Film Studies Center Makes a Move

LOS ANGELES—The CCCU’s Los Angeles Film Studies Center (LAFSC) moved to its new location on Wilshire Boulevard, Los Angeles, Calif., the week of July 5, 2005. The program’s previous location was in Toluca Lake, a section of L.A. in the east valley located adjacent to Universal, Warner Bros. and Disney studios. Wilshire Boulevard is in the Miracle Mile section, south of Hollywood. LAFSC now has a beautiful 16th floor, 180 degree view, sweeping from the Hollywood Hills to downtown Los Angeles. Although not adjacent to any one studio, the new site is more centrally located to all of the six major studios, giving more students a shorter commute to their internships. Miracle Mile is decidedly more urban than Toluca Lake and includes museums, parks and excellent shopping and entertainment.

The primary impetus for the move to the new venue was to maximize the program’s funds and move the students into the heart of the city. The new facility is a much larger space for a considerably lower price per square foot. Whereas the previous building held just one classroom seating about 40 students, the new spot affords a large classroom seating 60 students, a small classroom seating 30 students, plus more square footage for offices and labs. Students will live in the Park La Brea apartments which are comparable to the Oakwood Apartments (where students lived up until this point).
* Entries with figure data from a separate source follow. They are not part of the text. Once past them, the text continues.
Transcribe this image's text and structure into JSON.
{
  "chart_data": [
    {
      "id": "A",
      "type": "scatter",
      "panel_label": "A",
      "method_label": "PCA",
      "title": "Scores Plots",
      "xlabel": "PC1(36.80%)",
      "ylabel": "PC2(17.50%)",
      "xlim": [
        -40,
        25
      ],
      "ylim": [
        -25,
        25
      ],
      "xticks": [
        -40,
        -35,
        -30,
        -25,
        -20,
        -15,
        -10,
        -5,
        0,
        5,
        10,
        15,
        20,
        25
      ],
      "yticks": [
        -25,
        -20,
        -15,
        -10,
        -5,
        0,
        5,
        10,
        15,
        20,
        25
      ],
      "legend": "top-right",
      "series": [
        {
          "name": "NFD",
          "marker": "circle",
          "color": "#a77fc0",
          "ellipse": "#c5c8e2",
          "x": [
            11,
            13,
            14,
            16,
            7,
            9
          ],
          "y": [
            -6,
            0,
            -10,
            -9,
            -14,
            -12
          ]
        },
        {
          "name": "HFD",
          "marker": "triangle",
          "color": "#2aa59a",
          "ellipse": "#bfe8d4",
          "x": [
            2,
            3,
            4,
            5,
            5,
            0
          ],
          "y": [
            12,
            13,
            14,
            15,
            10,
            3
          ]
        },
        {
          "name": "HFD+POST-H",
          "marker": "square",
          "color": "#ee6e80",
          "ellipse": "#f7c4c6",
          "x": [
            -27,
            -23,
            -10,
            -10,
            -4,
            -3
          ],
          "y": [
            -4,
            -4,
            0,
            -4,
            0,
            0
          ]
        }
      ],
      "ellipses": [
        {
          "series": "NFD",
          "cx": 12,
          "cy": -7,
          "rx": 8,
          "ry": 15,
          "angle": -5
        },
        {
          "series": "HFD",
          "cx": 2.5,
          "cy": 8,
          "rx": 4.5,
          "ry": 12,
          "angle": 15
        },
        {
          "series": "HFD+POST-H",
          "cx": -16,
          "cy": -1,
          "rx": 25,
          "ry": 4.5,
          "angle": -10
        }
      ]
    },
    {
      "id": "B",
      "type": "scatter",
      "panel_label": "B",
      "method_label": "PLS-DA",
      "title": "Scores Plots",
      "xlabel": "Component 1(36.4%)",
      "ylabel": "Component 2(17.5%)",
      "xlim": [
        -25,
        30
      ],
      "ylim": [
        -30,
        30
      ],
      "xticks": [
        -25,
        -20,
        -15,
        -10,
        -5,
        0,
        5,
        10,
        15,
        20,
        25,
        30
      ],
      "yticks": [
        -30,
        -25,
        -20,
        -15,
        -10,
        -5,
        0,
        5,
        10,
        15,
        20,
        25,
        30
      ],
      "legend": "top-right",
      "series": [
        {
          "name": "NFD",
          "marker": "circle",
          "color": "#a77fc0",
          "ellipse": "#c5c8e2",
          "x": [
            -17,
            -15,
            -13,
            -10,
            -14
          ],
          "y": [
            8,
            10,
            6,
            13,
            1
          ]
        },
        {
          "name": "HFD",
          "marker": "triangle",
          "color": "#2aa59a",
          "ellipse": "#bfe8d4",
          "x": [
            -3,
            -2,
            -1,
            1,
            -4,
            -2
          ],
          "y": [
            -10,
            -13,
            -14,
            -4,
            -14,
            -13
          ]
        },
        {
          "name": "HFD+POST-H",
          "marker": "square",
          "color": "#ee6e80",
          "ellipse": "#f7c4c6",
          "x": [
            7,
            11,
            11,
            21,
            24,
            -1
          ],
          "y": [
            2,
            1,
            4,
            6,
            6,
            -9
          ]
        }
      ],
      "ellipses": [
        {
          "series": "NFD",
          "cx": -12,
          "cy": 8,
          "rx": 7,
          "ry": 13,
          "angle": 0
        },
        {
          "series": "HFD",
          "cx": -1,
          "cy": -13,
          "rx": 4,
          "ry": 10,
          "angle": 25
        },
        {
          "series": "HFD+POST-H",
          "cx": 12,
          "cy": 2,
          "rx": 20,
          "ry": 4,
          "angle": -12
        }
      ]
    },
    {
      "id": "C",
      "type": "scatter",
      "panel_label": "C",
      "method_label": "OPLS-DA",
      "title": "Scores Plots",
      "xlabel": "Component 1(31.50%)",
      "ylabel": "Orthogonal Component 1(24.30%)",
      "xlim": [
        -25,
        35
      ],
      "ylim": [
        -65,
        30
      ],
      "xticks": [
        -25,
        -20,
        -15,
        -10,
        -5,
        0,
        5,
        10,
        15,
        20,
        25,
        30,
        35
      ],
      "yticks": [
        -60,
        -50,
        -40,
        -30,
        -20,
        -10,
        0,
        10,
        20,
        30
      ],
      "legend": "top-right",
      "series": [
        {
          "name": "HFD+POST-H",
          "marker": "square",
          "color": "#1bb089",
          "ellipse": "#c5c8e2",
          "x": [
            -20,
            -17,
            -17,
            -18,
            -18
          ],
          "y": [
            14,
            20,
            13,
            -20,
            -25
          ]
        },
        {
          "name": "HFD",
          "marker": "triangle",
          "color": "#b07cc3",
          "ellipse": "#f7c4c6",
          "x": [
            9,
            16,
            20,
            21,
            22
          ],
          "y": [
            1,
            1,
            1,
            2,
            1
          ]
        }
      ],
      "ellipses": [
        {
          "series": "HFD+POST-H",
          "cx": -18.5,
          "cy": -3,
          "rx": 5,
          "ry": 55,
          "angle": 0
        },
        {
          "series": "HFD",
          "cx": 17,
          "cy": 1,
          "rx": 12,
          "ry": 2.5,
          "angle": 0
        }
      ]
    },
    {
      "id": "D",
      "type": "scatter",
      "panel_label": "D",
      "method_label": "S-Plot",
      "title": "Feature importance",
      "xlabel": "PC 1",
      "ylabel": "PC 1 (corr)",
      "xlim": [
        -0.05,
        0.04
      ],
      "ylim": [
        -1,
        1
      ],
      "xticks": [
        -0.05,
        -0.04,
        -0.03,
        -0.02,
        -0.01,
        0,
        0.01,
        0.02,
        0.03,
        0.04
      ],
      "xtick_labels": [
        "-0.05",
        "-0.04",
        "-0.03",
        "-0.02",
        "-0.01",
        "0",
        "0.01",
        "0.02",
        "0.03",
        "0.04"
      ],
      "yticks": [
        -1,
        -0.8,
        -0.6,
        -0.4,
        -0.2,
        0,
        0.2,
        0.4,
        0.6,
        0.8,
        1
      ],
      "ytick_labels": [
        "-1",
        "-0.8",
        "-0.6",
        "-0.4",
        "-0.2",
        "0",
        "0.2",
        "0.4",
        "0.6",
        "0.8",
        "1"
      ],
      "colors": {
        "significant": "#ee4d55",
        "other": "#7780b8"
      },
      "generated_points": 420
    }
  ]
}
This move is just one of a series of changes that have taken place within LAFSC in the last academic year. In October 2004, Rebecca Ver Straten-McSparran was appointed the new director while outgoing director Doug Briggs became director of L.A. Filmworks, an enrichment program of LAFSC designed to create quality entertainment while providing LAFSC students and alumni opportunities for professional-level production experience. Since her hire, Ver Straten-McSparran and LAFSC faculty member Michael Smith also worked to revamp the curriculum of the program, which now includes "Hollywood Production Workshop," among other new courses. In this required course, students will add actual production experience to their resumes by working collaboratively in groups to create a festival-ready piece by the end of the semester, including all the legal documentation and rights.

Beyond taking ten credits of courses, students earn six credits serving in internships in Hollywood as support personnel to producers, writers, directors, agents, post-production personnel and others. Internships have been provided at such companies as 20th Century Fox Casting, Atlas Entertainment, Lakeshore Entertainment, Miramax Films and more.

In addition, LAFSC has implemented an aggressive technology plan, which will give students a competitive edge in the independent film market as well as the entertainment industry workplace. Not only will they produce festival-ready films, but they will shoot and edit them at crystal-clear HDV quality. Students will have access to a fleet of new Sony HDV cameras as well as a state-of-the-art edit lab equipped with Final Cut Studio workstations.

LAFSC is one of 12 student programs made available by the CCCU (www.BestSemester.com). Along with the American Studies Program, Contemporary Music Center and Summer Institute of Journalism, the Los Angeles Film Studies Center is classified as a "culture-shaping program."

The Council for Christian Colleges & Universities is a higher education association of more than 170 intentionally Christ-centered institutions around the world. There are now 105 member campuses in North America and all are fully-accredited, comprehensive colleges and universities with curricula rooted in the arts and sciences. In addition, 67 affiliate campuses from 24 countries are part of the CCCU. The Council’s mission is to advance the cause of Christ-centered higher education and to help its institutions transform lives by faithfully relating scholarship and service to biblical truth.